Sometimes, you sit down to a meal that is so good, it launches you into what can only be described as a food retrospective.

You start thinking about how your eating habits have changed over time. You discuss your food history: What you grew up eating with your family and how this may or may not influence your current choices. You remember The Shift: The moment when you went from not liking or being afraid of a certain food or dish to trying it and then eventually being completely won over by it and now totally craving it.

This is what I felt when the server placed a carving board of salumi and cheese on the table in front of us at Diavola today. Because out of everything on that lovely dish, my favorite item by far was the terrine.

Who would've guessed? For most of my life, spreadable meat has freaked me out. I mean, how on earth can anyone trust a meat product that is shaped like a small loaf of bread and can be sliced as easily as butter?

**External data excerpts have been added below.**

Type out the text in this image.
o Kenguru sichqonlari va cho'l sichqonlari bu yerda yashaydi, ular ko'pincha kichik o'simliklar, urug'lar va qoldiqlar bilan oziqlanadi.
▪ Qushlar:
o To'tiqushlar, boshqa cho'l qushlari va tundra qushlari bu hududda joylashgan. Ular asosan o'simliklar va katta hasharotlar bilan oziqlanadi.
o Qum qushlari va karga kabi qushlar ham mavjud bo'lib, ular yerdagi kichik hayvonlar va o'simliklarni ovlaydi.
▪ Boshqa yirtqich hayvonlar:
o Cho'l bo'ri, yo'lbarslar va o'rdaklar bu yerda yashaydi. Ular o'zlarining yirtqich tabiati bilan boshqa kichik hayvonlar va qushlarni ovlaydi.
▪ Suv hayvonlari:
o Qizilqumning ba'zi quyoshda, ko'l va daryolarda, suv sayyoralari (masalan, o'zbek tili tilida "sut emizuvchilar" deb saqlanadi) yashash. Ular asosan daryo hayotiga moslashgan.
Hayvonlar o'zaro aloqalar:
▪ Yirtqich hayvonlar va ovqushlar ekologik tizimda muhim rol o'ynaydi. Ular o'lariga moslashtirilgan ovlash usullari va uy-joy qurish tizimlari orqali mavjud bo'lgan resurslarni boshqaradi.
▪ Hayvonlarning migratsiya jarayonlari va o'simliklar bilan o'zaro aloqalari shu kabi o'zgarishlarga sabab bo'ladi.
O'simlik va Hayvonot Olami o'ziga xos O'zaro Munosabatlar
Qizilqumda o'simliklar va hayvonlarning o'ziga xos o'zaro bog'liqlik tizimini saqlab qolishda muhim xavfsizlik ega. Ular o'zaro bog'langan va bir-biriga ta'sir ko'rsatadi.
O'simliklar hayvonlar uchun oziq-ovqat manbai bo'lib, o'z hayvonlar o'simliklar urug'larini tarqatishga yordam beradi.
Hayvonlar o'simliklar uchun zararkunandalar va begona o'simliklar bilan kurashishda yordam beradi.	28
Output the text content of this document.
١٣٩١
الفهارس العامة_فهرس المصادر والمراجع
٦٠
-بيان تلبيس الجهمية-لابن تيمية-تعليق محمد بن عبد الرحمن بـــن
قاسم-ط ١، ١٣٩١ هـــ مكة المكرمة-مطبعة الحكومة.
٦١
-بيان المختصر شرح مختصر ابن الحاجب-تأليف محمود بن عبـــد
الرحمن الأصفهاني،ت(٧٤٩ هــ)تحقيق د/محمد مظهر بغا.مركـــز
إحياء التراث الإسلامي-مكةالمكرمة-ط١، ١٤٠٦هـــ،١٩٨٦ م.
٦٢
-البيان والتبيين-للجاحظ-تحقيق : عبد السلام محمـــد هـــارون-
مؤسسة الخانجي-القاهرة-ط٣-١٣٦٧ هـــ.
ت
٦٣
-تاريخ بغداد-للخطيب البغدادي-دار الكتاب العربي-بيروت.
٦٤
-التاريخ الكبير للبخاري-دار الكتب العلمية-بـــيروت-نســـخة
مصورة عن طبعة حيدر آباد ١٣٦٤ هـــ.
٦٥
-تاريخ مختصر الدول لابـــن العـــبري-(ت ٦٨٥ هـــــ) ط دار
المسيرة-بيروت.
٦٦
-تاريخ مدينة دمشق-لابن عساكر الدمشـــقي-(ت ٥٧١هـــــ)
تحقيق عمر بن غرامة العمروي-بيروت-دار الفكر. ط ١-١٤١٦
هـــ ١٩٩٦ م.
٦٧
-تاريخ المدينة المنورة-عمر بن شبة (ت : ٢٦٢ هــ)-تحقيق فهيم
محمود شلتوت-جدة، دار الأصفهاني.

It took me years to actually voluntarily try pâté. I think the first positive experience I had with it was in grad school. I took Carisa to a French restaurant to celebrate her engagement/upcoming wedding, and they served us bread and pâté to start. And she ate it and liked it, so I tried it, too.

And it wasn't bad. And I didn't die.

After I moved up to the Bay Area and got a job in wine, I began to run into pâté more frequently. Often, at huge wine tastings (like Family Winemakers), where the crowds were big and drunk and had already picked over the cheese table, pâté would be the only option. I would eat it simply to survive. And discovered that, well, it was actually kind of addicting.

The affinity grew as we started to eat French food more often. Our favorite SF restaurant was L'Amour Dans Le Four, and we often ordered pâté there. (Theirs came with a port jelly over the top.)

Though that restaurant has since been turned into office space, my new-found love for pâté has only become stronger.

Which led us to the next topic of conversation: Now that our food "limits" have changed, where do we draw the line?

But that, I think, is a blog post for another day.